While you should certainly check your child from head to toe at least once a month, it's particularly important to regularly look over areas that get the most sun exposure. Not only does this include their arms, hands, back, and shoulders, but it even involves checking the top of their head. If your little one has a full head of hair, you're probably going to notice that your pediatrician carefully parts their hair in multiple areas to evaluate their scalp. This is something you should be doing at home while washing and brushing their hair.

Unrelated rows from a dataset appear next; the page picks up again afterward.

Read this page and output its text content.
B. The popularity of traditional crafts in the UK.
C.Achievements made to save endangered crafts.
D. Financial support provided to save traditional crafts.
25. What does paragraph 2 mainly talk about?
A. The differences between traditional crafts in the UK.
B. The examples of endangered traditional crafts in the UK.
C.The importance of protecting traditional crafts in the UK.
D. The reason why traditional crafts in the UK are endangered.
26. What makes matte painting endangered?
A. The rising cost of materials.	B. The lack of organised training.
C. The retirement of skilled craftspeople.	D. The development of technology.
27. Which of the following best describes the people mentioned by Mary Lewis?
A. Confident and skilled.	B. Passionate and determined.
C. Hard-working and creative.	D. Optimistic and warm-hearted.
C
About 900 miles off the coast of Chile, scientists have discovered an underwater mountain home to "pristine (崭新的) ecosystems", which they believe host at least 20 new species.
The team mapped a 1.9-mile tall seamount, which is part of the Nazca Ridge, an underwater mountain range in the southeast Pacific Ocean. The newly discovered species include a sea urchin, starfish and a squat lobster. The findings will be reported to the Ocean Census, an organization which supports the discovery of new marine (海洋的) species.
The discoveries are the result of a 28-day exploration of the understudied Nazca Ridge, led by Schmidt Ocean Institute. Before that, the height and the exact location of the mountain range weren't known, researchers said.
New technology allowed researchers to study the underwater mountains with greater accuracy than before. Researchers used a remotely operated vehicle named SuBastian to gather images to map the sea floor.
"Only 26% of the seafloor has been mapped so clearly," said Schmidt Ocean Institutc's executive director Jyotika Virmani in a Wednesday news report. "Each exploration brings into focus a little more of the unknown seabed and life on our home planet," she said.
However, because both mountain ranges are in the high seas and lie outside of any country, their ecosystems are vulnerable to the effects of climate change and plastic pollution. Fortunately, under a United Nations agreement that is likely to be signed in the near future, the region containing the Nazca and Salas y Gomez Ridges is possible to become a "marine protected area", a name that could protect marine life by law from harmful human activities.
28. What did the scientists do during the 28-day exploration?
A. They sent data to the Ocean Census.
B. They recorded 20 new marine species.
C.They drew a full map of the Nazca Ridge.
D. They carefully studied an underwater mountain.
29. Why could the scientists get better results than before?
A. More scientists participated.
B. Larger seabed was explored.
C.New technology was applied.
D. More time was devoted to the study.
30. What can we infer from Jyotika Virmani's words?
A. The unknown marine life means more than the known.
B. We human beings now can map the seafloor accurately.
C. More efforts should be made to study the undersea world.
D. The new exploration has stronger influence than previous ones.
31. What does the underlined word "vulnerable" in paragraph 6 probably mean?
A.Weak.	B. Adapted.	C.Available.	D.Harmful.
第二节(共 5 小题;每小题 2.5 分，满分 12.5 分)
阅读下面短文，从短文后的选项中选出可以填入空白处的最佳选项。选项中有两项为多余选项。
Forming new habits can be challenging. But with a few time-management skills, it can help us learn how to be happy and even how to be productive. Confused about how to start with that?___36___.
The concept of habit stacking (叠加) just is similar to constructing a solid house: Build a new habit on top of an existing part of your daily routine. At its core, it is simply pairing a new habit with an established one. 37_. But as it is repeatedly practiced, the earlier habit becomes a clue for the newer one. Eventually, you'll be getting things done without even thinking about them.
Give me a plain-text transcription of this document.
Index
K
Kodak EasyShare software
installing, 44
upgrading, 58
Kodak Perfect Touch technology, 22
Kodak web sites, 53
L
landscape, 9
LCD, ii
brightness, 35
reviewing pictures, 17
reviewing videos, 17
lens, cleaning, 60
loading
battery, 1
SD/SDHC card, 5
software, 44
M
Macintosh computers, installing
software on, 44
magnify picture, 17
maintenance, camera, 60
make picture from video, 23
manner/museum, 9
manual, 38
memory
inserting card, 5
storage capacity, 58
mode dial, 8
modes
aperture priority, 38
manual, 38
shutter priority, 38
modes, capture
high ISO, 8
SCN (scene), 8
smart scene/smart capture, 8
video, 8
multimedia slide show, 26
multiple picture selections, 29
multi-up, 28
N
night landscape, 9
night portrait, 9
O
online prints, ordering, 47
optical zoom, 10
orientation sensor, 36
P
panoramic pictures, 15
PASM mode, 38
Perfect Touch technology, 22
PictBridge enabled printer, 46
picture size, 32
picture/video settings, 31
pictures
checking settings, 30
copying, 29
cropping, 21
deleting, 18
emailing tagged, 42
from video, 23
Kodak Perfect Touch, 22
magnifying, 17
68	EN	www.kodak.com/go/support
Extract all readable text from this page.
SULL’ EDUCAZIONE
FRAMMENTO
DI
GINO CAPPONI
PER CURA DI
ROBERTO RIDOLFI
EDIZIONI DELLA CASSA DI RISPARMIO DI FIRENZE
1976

If your child wears nail polish, make sure you check their nail beds between polish changes for signs of abnormal skin growths. To help your pediatrician check your child's fingers and toes, remove nail polish before exams, too. 

How It Looks

It can be tough to tell when moles or freckles are abnormal to the untrained eye. This is why it's important to check your little one regularly—it's changes that can be worrisome. Look for changes in mole shape, size, or color. Or if your child seems to be scratching or picking at a mole, it could be developing abnormally. Some growths appear shiny or crusty, almost like scabs, even though your child didn't have an injury. These issues don't necessarily mean the abnormality is cancerous, but to be safe, you should always schedule a visit with your child's pediatrician if you notice any new skin changes. 

Importance of Early Intervention

Since childhood melanoma is misdiagnosed or overlooked up to 40% of the time, treatment doesn't always start as early as it should. Even if you or your pediatrician do spot an abnormal growth on your child, if it's caught early enough, your little one might just need a quick in-office procedure to remove the affected skin tissue. If skin cancer progresses, it can turn into a more complex pediatric procedure that could involve removing some of your child's lymph nodes.